AI Hits Escape Velocity: Key Trends from the 2025 Index
The 2025 AI Index captures a year of sharp acceleration and transformation in AI. U.S. firms led in releasing notable models (40 vs. China’s 15), while open-weight models closed the gap with proprietary ones. Corporate AI use surged: 78% of companies adopted AI, and generative AI funding rose to $33.9B, over 8× the 2022 level.
New small models like Phi-3-mini (3.8B params) rivalled older giants like PaLM (540B), showing 142× efficiency gains. Training compute continues to double every 5 months, and energy use has pushed firms like Microsoft and Amazon toward nuclear power deals.

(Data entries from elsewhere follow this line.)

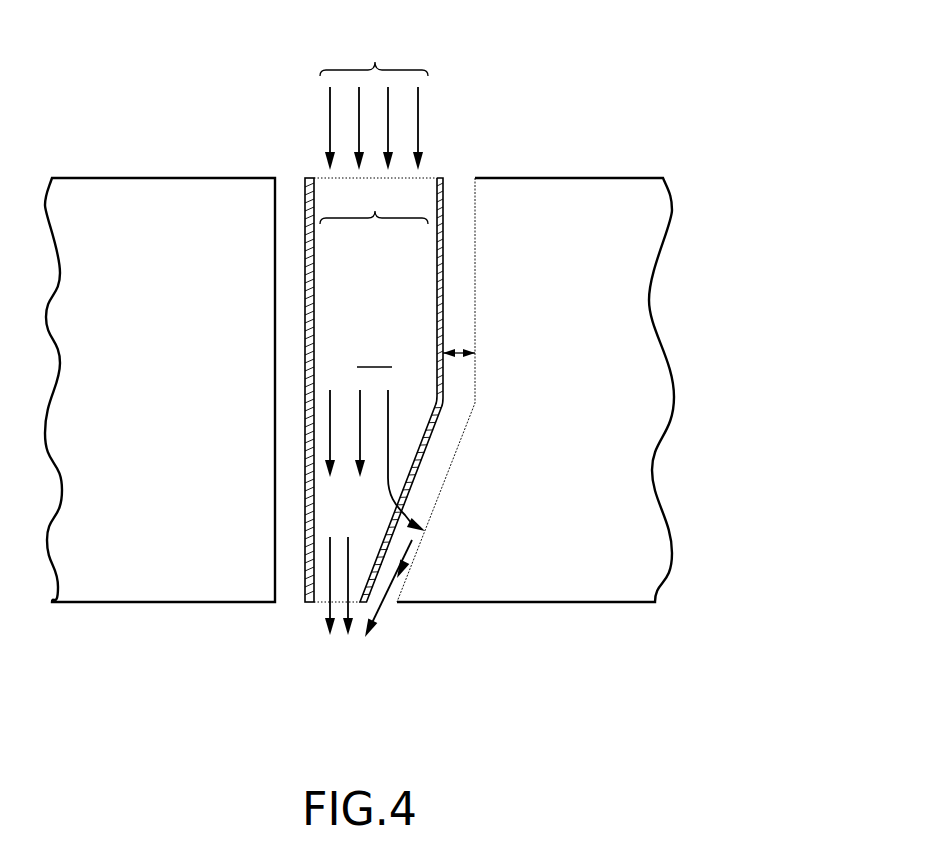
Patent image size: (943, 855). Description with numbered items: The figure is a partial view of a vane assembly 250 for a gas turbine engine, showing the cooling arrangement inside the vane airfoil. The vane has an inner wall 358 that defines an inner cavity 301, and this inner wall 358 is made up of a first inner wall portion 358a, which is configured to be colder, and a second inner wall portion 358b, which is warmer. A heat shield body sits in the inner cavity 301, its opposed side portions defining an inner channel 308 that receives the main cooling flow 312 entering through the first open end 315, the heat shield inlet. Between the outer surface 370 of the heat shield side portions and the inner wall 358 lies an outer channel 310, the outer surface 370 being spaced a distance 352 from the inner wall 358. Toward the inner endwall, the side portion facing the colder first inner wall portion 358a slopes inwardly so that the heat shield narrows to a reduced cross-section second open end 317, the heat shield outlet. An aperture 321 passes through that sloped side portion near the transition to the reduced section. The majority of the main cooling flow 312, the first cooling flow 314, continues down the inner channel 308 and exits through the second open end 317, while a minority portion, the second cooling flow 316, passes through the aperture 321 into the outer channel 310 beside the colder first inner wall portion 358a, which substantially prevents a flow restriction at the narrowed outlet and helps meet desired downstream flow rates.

The vane assembly 250 is at (720, 64).
The inner cavity 301 is at (296, 238).
The inner channel 308 is at (374, 356).
The outer channel 310 is at (458, 400).
The main cooling flow 312 is at (374, 97).
The first cooling flow 314 is at (420, 178).
The first open end 315 is at (375, 213).
The second cooling flow 316 is at (403, 516).
The second open end 317 is at (322, 603).
The aperture 321 is at (420, 476).
The distance 352 is at (465, 346).
The inner wall 358 is at (287, 587).
The first inner wall portion 358a is at (475, 258).
The second inner wall portion 358b is at (277, 207).
The outer surface 370 is at (445, 213).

In science and healthcare, AI now outperforms doctors on some diagnostic tasks. The U.S. also launched new models—O1 and O3—designed for step-by-step reasoning. O1, while slower, solved IMO-level math problems 8× better than GPT-4o.
Why it Matters:
AI has moved from research labs to core infrastructure. From automated science to enterprise productivity and diagnostics, it’s clear that AI is now a multiplier on human capability. The cost of inference has dropped 280× since 2022, opening access while raising stakes.
OpenAI’s roadmap shifted in 2024, releasing O-series models before GPT-5—suggesting a strategy shift toward deliberate scaling of reasoning over brute force. Globally, AI optimism is rising fast in Asia and parts of Europe, but remains mixed in the U.S.. Still, one theme is consistent: model capability, deployment, and economic impact are converging faster than ever.